Kakashi escorted me to my room saying I had a male roommate and that he was a bit difficult but that I should be fine if I didn't piss him off. "What!? I have a male roommate? WHY!?" I practically screamed at Kakashi. Kakashi sighed and said, "Because no one else wants to room with him and we don't have any more rooms at the moment, so make the best of it alright." I glared at the back of his head as he led me to my room. "You know if you keep making that face, your face is goanna get stuck like that," he said in a teasing tone. I childishly stuck my tongue out at him as we rounded a corner, "Well here's your room, call me if you need anything…Please try not to need anything," Kakashi said as he walked away back to his office.

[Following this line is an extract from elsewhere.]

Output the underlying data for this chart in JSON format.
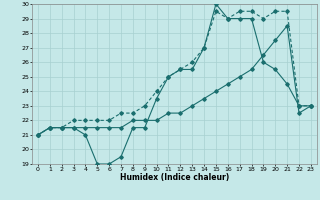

Timidly I knocked on the door and waited, I head a faint come in and opened the door. Lying on a bed there was a boy with blood red hair and the kanji symbol for love on his forehead. He had thick black lines around his eyes; looking like he hadn't slept well in a long time. "Umm…Hi, I'm Claire nice to meet you," I said nervously. He looked up from his book to look at me and said quietly, "Gaara." Woah he has a deep voice for such a small physique…and not much of a talker, ugh bummer. I sat down on my bed and pulled a book from the small bag of stuff I was allowed to bring. As I sat there reading Gaara got up and stood in front of me. "Yes?" I asked. "Why are you here?" he asked. "Uhhhh, I'm not really sure they won't tell me yet," I answered confused. He continued to stand there glaring down at me; since he wasn't leaving I decided to test my boundaries. "Why are you here?" I asked. He glared at me and turned around to walk back to his bed. After a few moments of silence I gave up on him giving me an answer, if he didn't want to talk about it that was fine with me. "I killed people," he whispered. I stared at him, how could this boy that looks like a panda kill anyone? He didn't seem like he was crazy or upset, compared to most people in here. "Are you afraid of me now?" he asked. "Why would I be afraid of you?" I countered. He stared at the floor gripping the bed sheets tight. "Because…I liked it, I even killed my own mother."